I have a bit of a bug bear to share with you.

I hate it, nay detest it, when adults make a comment about a child's appearance - "oh, don't you look beautiful" or "aren't you looking handsome today," or "you look very pretty" or "you look gorgeous in that dress." 

I hate it when people make comments like that to me! Comments like that make me want to respond with "so you only think I'm beautiful when I'm wearing clothes that you approve of? Does that mean that in your eyes, I'm not beautiful when I'm wearing my daggy clothes?" or "And aren't you very rude today!"

We don't call children out on when their hair is scruffy and their clothes are messy. Imagine the response if you said to a child "Oh geez, you look like a hot mess! Not looking very beautiful today are you!" Ummmm, I can hear the tears and tantrums right now!
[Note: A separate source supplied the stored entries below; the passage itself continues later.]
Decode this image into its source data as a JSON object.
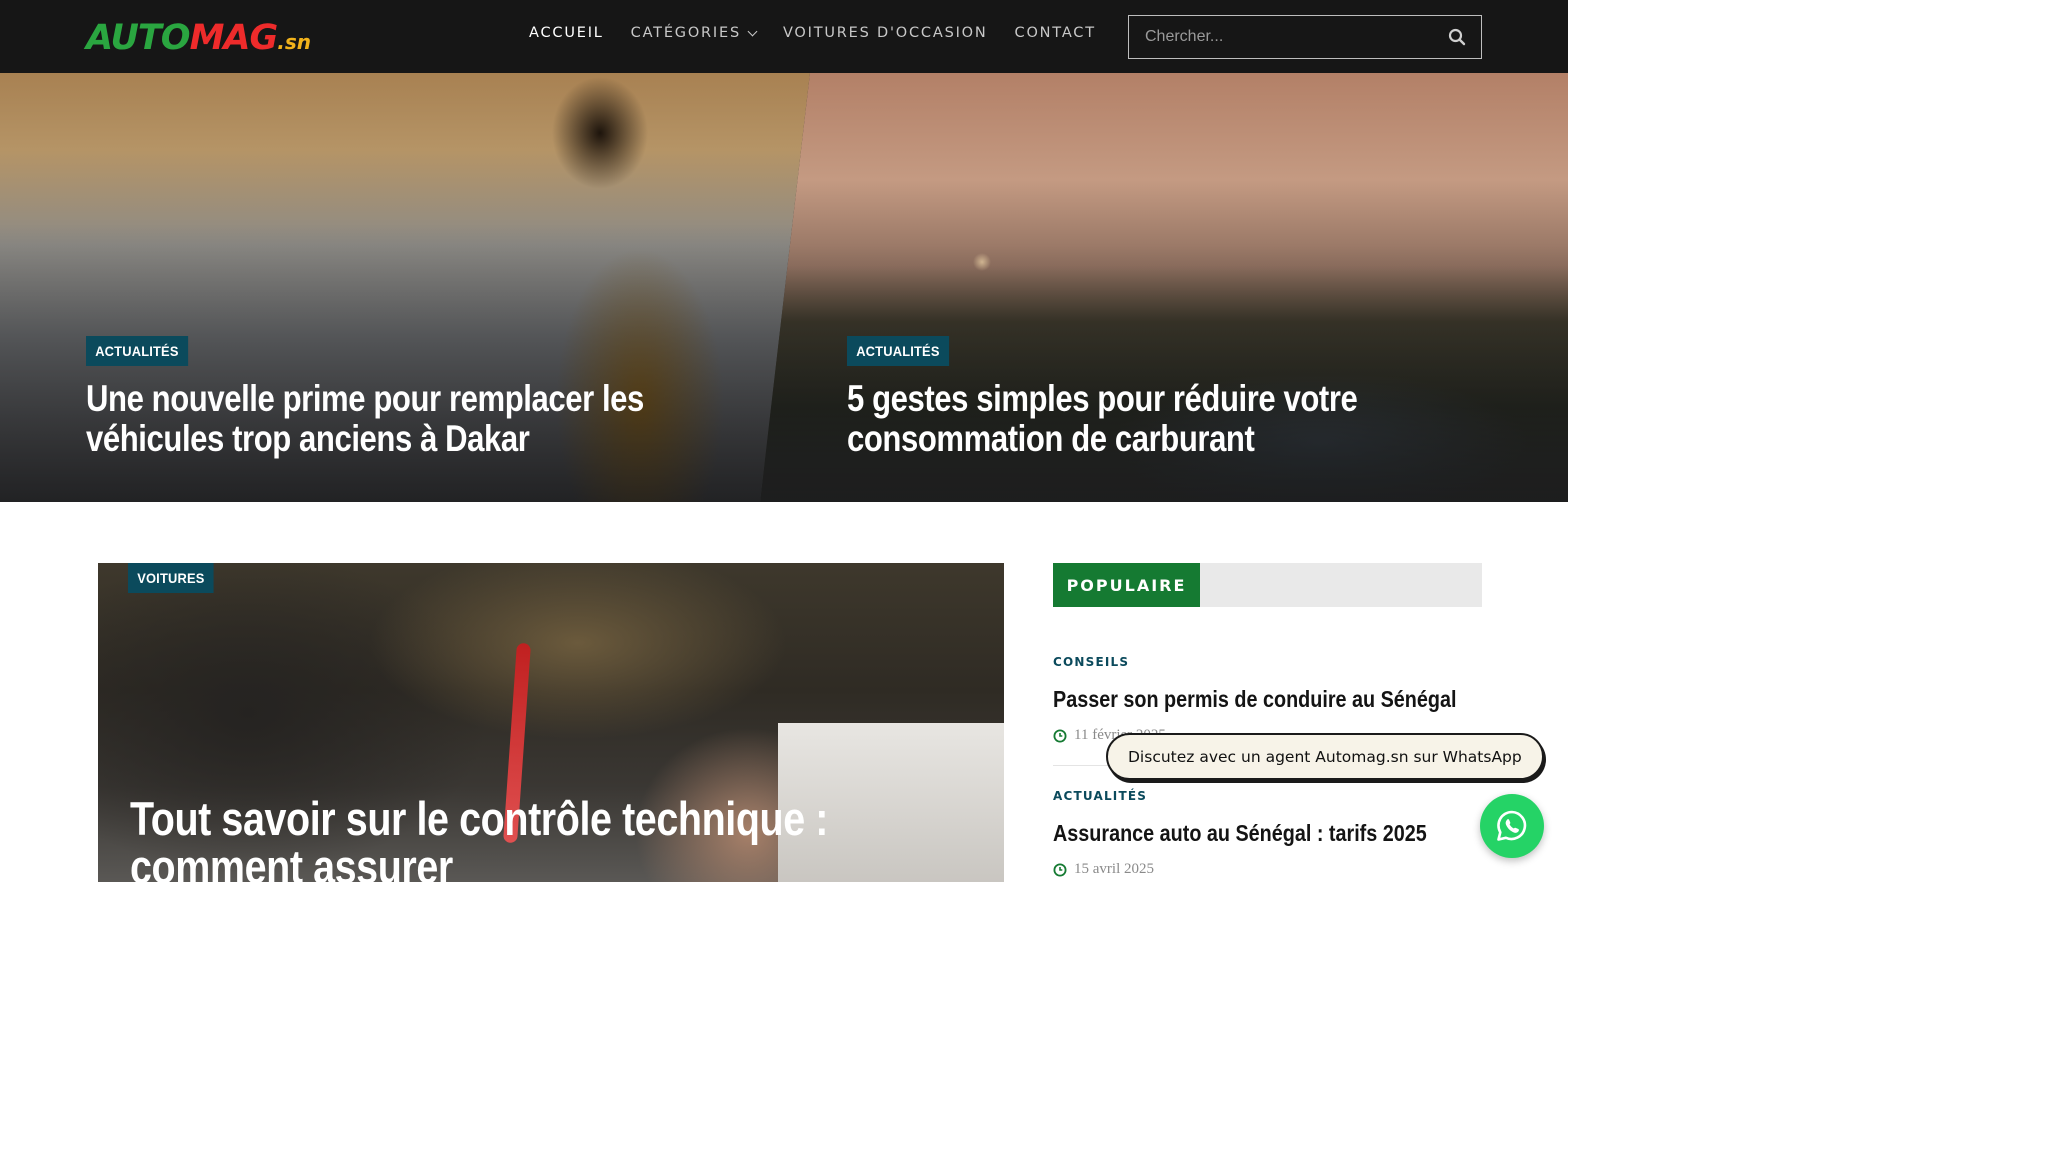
{
  "header": {
    "logo": {
      "part1": "AUTO",
      "part2": "MAG",
      "part3": ".sn"
    },
    "nav": [
      {
        "label": "ACCUEIL",
        "active": true
      },
      {
        "label": "CATÉGORIES",
        "dropdown": true
      },
      {
        "label": "VOITURES D'OCCASION"
      },
      {
        "label": "CONTACT"
      }
    ],
    "search": {
      "placeholder": "Chercher...",
      "icon": "search-icon"
    }
  },
  "hero": [
    {
      "category": "ACTUALITÉS",
      "title": "Une nouvelle prime pour remplacer les véhicules trop anciens à Dakar"
    },
    {
      "category": "ACTUALITÉS",
      "title": "5 gestes simples pour réduire votre consommation de carburant"
    }
  ],
  "feature": {
    "category": "VOITURES",
    "title": "Tout savoir sur le contrôle technique : comment assurer"
  },
  "sidebar": {
    "heading": "POPULAIRE",
    "items": [
      {
        "category": "CONSEILS",
        "title": "Passer son permis de conduire au Sénégal",
        "date": "11 février 2025"
      },
      {
        "category": "ACTUALITÉS",
        "title": "Assurance auto au Sénégal : tarifs 2025",
        "date": "15 avril 2025"
      }
    ]
  },
  "whatsapp": {
    "message": "Discutez avec un agent Automag.sn sur WhatsApp"
  },
  "colors": {
    "header_bg": "#161616",
    "brand_green": "#2aa640",
    "brand_red": "#ee2b2b",
    "brand_yellow": "#f2b31b",
    "badge_bg": "#0b4a5c",
    "popular_bg": "#157a32",
    "whatsapp_green": "#25d366"
  }
}
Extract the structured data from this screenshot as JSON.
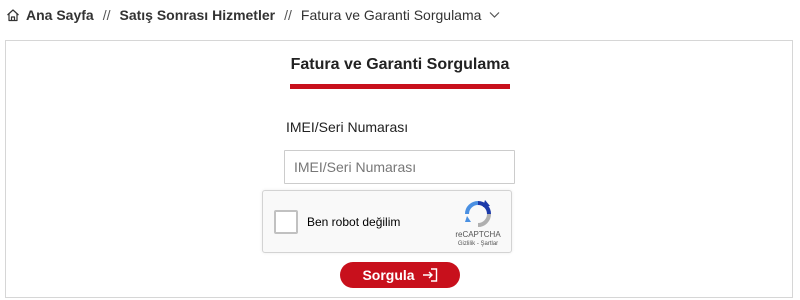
{
  "breadcrumb": {
    "home_label": "Ana Sayfa",
    "separator": "//",
    "section_label": "Satış Sonrası Hizmetler",
    "current_label": "Fatura ve Garanti Sorgulama",
    "home_icon": "home-icon",
    "dropdown_icon": "chevron-down-icon"
  },
  "form": {
    "title": "Fatura ve Garanti Sorgulama",
    "imei_label": "IMEI/Seri Numarası",
    "imei_placeholder": "IMEI/Seri Numarası",
    "imei_value": "",
    "submit_label": "Sorgula",
    "submit_icon": "login-arrow-icon"
  },
  "recaptcha": {
    "checkbox_label": "Ben robot değilim",
    "brand": "reCAPTCHA",
    "terms": "Gizlilik - Şartlar",
    "checked": false
  },
  "colors": {
    "accent": "#c8101c",
    "border": "#d6d6d6"
  }
}
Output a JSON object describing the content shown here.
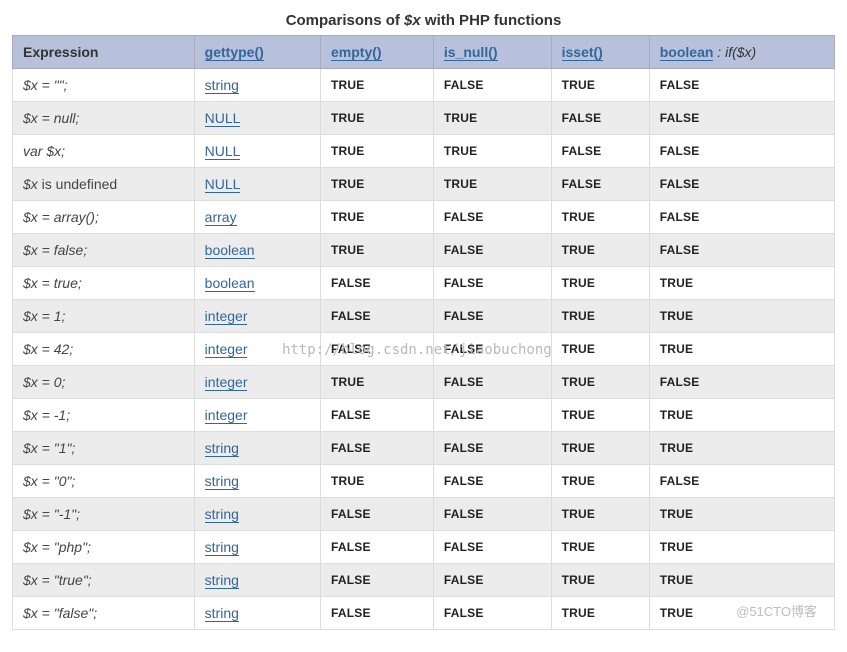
{
  "title_prefix": "Comparisons of ",
  "title_var": "$x",
  "title_suffix": " with PHP functions",
  "headers": {
    "expression": "Expression",
    "gettype": "gettype()",
    "empty": "empty()",
    "is_null": "is_null()",
    "isset": "isset()",
    "boolean": "boolean",
    "boolean_suffix": " : if($x)"
  },
  "rows": [
    {
      "expr": "$x = \"\";",
      "type": "string",
      "empty": "TRUE",
      "is_null": "FALSE",
      "isset": "TRUE",
      "bool": "FALSE"
    },
    {
      "expr": "$x = null;",
      "type": "NULL",
      "empty": "TRUE",
      "is_null": "TRUE",
      "isset": "FALSE",
      "bool": "FALSE"
    },
    {
      "expr": "var $x;",
      "type": "NULL",
      "empty": "TRUE",
      "is_null": "TRUE",
      "isset": "FALSE",
      "bool": "FALSE"
    },
    {
      "expr_prefix": "$x",
      "expr_plain": " is undefined",
      "type": "NULL",
      "empty": "TRUE",
      "is_null": "TRUE",
      "isset": "FALSE",
      "bool": "FALSE"
    },
    {
      "expr": "$x = array();",
      "type": "array",
      "empty": "TRUE",
      "is_null": "FALSE",
      "isset": "TRUE",
      "bool": "FALSE"
    },
    {
      "expr": "$x = false;",
      "type": "boolean",
      "empty": "TRUE",
      "is_null": "FALSE",
      "isset": "TRUE",
      "bool": "FALSE"
    },
    {
      "expr": "$x = true;",
      "type": "boolean",
      "empty": "FALSE",
      "is_null": "FALSE",
      "isset": "TRUE",
      "bool": "TRUE"
    },
    {
      "expr": "$x = 1;",
      "type": "integer",
      "empty": "FALSE",
      "is_null": "FALSE",
      "isset": "TRUE",
      "bool": "TRUE"
    },
    {
      "expr": "$x = 42;",
      "type": "integer",
      "empty": "FALSE",
      "is_null": "FALSE",
      "isset": "TRUE",
      "bool": "TRUE"
    },
    {
      "expr": "$x = 0;",
      "type": "integer",
      "empty": "TRUE",
      "is_null": "FALSE",
      "isset": "TRUE",
      "bool": "FALSE"
    },
    {
      "expr": "$x = -1;",
      "type": "integer",
      "empty": "FALSE",
      "is_null": "FALSE",
      "isset": "TRUE",
      "bool": "TRUE"
    },
    {
      "expr": "$x = \"1\";",
      "type": "string",
      "empty": "FALSE",
      "is_null": "FALSE",
      "isset": "TRUE",
      "bool": "TRUE"
    },
    {
      "expr": "$x = \"0\";",
      "type": "string",
      "empty": "TRUE",
      "is_null": "FALSE",
      "isset": "TRUE",
      "bool": "FALSE"
    },
    {
      "expr": "$x = \"-1\";",
      "type": "string",
      "empty": "FALSE",
      "is_null": "FALSE",
      "isset": "TRUE",
      "bool": "TRUE"
    },
    {
      "expr": "$x = \"php\";",
      "type": "string",
      "empty": "FALSE",
      "is_null": "FALSE",
      "isset": "TRUE",
      "bool": "TRUE"
    },
    {
      "expr": "$x = \"true\";",
      "type": "string",
      "empty": "FALSE",
      "is_null": "FALSE",
      "isset": "TRUE",
      "bool": "TRUE"
    },
    {
      "expr": "$x = \"false\";",
      "type": "string",
      "empty": "FALSE",
      "is_null": "FALSE",
      "isset": "TRUE",
      "bool": "TRUE"
    }
  ],
  "watermark": "http://blog.csdn.net/jiaobuchong",
  "footer": "@51CTO博客"
}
I don't want my children, in particular my daughter, growing up thinking that she has to look immaculate when she gets dressed in the morning. I don't want O to be constantly concerned that the only trait about herself that matters to those around her, is her appearance.

I want O to be comfortable in her own skin, regardless of whether she has brushed her hair, is still in her pyjamas or if she is wearing her Sunday best.

I tell both of my children on a regular basis that I think that they are wonderful little humans. I tell them on a regular basis how kind and polite they are when interacting with others. I tell them both regularly that I am proud of how brave they are when they overcome obstacles. 

I do tell O that she is beautiful and L that he is handsome BUT not only when they've brushed their hair and are wearing their best clothes. I praise both of my children when I catch them sharing with each other, or with other children. I tell both of my children that they are great friends when I find out that they've looked out for their own friends. I tell both of my children on a regular basis that I love how their brains work!

Do you sense a common theme?

I want both of my children to view themselves as wonderful, kind, polite, brave, strong individuals as these are all great traits to have. Everyone is beautiful in some way, but I don't want my children to view "being beautiful" as the only trait that they should have. A major part of being a parent is imparting our own values on our children. I don't want to send an unintentional, totally avoidable message to my children that their physical appearance is more important than how they think, feel and behave.

When we spend a lot of time talking about something with our children, we send a message to them that that particular topic is important to us. If our children are only told that they are beautiful when they've brushed their hair and are wearing their Sunday best clothes, what message is that sending to them?

I don't want O to become self conscious of her looks. While it drives me insane when she refuses to brush her hair, I will never call her out on it. She is still a beautiful child, inside and out, when her hair is messy.

Why? Because I want O to love the way that she looks.

There are enough pressures on our children from the media and our children's peers as they grow older, to look their absolute best at all times. Our children don't need that pressure from those that are meant to love them unconditionally. 

So the next time that you find yourself about to tell a child, especially one of mine, how beautiful or handsome they are, consider all of the other qualities of the child that you admire or love about them. Consider how you could impart a different, more meaningful message to them instead of telling them how beautiful or handsome you think that they are!

Remember beauty is not everything!

1 comment:

  1. This is a great blog post, I totally understand and agree with what you're saying. We should love ourselves and others when they are dressed up nicely, and when they're in their pjs with messy hair!